Monday, February 14, 2011

Craig Childs on National Public Radio

I've been reading a lot of Craig Childs lately--House of Rain, The Secret Knowledge of Water, and now Finders Keepers; A Tale of Archaeological Plunder and Obsession--so I thought I'd gather up some links to his own website, some quotes, and his audio interviews on National Public Radio.*


Tracking a Vanished Civilization in the Southwest
About the book House of Rain
" ...This is where the Anasazi lived. Their ruins are everywhere out here, the remains of a great Neolithic civilization. Single buildings the size of the base of the Sears Tower. Huge, round ceremonial chambers with 90-ton ceilings. This was a landscape of monuments... The Anasazi lived here for more than 1,000 years. Then, within a single generation, they were gone. Between 1275 and 1300 A.D., they stopped building entirely, and the land was left empty.

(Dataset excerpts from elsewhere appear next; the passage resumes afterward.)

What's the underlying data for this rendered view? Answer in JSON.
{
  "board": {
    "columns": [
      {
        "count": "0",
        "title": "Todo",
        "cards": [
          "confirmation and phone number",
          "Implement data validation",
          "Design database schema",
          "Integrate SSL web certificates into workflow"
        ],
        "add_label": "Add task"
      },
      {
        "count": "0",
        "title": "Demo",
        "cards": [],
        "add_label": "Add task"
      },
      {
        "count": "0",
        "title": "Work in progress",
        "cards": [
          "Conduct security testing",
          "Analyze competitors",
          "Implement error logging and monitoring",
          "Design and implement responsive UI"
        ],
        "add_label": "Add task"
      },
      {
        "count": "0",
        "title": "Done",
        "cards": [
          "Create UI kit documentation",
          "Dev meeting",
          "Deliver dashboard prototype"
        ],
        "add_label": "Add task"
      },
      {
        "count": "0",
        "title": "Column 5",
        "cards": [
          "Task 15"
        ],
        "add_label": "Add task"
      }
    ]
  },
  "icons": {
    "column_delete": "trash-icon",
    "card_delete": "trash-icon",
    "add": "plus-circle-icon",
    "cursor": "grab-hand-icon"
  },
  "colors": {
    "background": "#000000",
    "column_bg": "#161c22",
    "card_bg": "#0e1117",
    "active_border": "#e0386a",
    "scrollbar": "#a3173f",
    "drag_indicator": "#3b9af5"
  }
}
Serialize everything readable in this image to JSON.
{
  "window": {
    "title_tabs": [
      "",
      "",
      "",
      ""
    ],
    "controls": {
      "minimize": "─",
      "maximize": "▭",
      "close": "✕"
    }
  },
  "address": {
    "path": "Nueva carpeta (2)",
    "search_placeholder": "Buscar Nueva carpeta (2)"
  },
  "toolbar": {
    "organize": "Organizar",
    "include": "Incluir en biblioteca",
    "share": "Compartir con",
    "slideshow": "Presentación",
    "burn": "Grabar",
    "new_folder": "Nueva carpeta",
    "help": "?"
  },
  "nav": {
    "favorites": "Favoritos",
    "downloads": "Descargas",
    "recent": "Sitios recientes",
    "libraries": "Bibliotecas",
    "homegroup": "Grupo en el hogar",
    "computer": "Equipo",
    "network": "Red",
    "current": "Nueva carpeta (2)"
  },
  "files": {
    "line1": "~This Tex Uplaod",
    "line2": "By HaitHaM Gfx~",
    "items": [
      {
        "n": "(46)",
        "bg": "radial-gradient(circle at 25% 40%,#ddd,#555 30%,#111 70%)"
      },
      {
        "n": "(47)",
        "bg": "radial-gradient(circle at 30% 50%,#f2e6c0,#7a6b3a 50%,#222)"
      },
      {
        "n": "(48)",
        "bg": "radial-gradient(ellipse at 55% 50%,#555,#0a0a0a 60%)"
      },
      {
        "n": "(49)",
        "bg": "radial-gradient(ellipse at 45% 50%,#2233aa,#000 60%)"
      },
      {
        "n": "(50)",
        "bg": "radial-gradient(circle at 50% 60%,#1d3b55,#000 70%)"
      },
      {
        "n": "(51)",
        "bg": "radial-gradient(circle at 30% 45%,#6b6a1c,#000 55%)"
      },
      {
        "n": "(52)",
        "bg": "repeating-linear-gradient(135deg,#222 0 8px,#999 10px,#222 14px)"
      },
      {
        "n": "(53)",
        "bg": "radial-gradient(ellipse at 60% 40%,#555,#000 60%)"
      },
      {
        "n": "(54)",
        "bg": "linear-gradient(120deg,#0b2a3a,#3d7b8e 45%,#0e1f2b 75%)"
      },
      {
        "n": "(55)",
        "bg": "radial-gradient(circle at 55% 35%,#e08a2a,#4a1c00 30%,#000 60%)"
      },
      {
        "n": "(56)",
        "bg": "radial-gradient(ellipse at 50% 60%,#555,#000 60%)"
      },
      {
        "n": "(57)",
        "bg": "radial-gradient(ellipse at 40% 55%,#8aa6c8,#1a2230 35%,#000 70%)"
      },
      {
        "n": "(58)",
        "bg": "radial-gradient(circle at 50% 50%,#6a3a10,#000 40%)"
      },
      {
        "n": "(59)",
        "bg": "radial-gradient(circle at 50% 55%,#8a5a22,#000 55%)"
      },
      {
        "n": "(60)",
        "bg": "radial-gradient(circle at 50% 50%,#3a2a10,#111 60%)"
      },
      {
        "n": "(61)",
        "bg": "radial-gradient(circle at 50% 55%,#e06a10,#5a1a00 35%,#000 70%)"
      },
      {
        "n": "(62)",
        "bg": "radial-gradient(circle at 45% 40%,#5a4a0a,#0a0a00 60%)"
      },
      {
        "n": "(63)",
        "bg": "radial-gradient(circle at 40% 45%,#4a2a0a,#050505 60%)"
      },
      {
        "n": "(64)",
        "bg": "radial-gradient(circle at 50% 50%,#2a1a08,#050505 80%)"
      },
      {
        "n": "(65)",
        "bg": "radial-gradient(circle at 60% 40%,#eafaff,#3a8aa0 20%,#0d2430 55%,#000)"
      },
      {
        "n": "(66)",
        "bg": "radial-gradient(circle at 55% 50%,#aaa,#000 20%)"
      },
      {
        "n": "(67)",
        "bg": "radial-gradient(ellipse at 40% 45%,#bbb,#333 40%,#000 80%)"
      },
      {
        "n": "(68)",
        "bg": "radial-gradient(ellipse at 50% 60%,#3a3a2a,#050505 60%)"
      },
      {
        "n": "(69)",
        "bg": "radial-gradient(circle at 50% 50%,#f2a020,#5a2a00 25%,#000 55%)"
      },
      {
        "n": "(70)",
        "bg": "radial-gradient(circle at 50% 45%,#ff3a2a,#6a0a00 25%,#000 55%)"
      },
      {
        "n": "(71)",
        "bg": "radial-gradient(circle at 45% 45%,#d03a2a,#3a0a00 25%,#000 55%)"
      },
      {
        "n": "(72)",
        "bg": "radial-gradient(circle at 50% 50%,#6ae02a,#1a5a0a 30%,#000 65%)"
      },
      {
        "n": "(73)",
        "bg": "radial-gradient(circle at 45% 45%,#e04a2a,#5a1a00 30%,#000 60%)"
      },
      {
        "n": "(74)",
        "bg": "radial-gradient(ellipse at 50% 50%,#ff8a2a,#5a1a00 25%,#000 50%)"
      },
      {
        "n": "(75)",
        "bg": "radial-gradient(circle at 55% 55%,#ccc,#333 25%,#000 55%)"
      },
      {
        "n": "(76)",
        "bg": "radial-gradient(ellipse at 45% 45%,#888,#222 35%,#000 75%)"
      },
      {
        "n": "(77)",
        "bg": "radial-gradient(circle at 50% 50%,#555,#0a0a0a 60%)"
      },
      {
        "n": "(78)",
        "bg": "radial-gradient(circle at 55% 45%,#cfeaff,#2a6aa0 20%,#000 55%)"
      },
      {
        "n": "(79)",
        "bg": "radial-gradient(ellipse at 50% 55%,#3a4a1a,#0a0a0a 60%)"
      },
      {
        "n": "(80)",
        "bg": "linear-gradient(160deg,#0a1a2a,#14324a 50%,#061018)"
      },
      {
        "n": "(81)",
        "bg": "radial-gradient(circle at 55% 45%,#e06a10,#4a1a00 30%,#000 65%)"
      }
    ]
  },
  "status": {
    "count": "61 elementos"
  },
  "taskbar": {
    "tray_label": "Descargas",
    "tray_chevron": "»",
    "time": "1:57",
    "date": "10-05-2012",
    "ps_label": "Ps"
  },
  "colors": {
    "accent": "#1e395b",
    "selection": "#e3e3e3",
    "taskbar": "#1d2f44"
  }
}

Soul of Nowhere; Author Craig Childs Journeys into the Wilds of the Desert
"There are some landscapes in the desert Southwest where Craig Childs will walk for a month without maps, or even a compass. Maps often do no good in these wild reaches, the author and explorer says."


Archaeology: Not as Dry and Dusty as You Think
About the book, Finders Keepers: A Tale of Archaeological Plunder and Obsession
"...Childs says it can be difficult to strike the right balance between expanding archaeological knowledge and preserving historical sites. 'I've worked on quite a few archaeological excavations where you're down in a trench, digging with a trowel, and wondering, ‘What on earth am I doing, digging through some dead person's belongings?' "


The Civilizations Buried Beneath Us
"Once workers tore up a Phoenix parking lot and found nearly two hundred ancient human burial sites under it. Ceramic jars and finely crafted offerings were tucked among the dead, who rested beneath parked cars for decades. After hearing about that, I look at parking lots differently. I imagine the asphalt like a glass-bottomed boat. Skulls and bones and the blueprints of villages float below."


The Coyote I Didn't See
About the book The Animal Dialogues: Uncommon Encounters in the Wild
"There was a faint shape in the snow, curved as an eggshell. It had been left by a sleeping coyote. I took off my glove and touched the slight glaze of ice from its body heat. It had lain here maybe three hours earlier. Sometimes you can see more of an animal's life in its tracks than face to face."


Craig Childs' own website: http://www.houseofrain.com/
Audio, photographs, guides to the books


*****
* National Public Radio is in danger of losing its funding. Please consider signing a petition to let Congress know that you support public broadcasting. 

4 comments:

becky said...

Thanks, Clair for the links & info. I'm passing your post on to my mom, who is an avid reader & NPR listener.
Have a great day!

southernlady64 said...

Hi Clairz! It has been awhile! I love your header. Wish I was walking in the sand right now. I signed the petition you are talking about. My son works for PBS here in Kentucky. It could put his job in danger, too, and my grandson would lose Big Bird if they go off the air. One of his favorite shows! Finally starting to warm up a bit here. Supposed to be in the 50s this week. Happy Valentine's Day to you.

Linda said...

I really don't understand the ins and outs of American politics, but I would have thought that public radio was a Democrat sort of thing? Or am I guilty of extrapolating from the British context?

clairz said...

Linda, although our President is a Democrat, it's the Republican Party in the House that is proposing cuts to public radio and tv. This seems to come up every few years.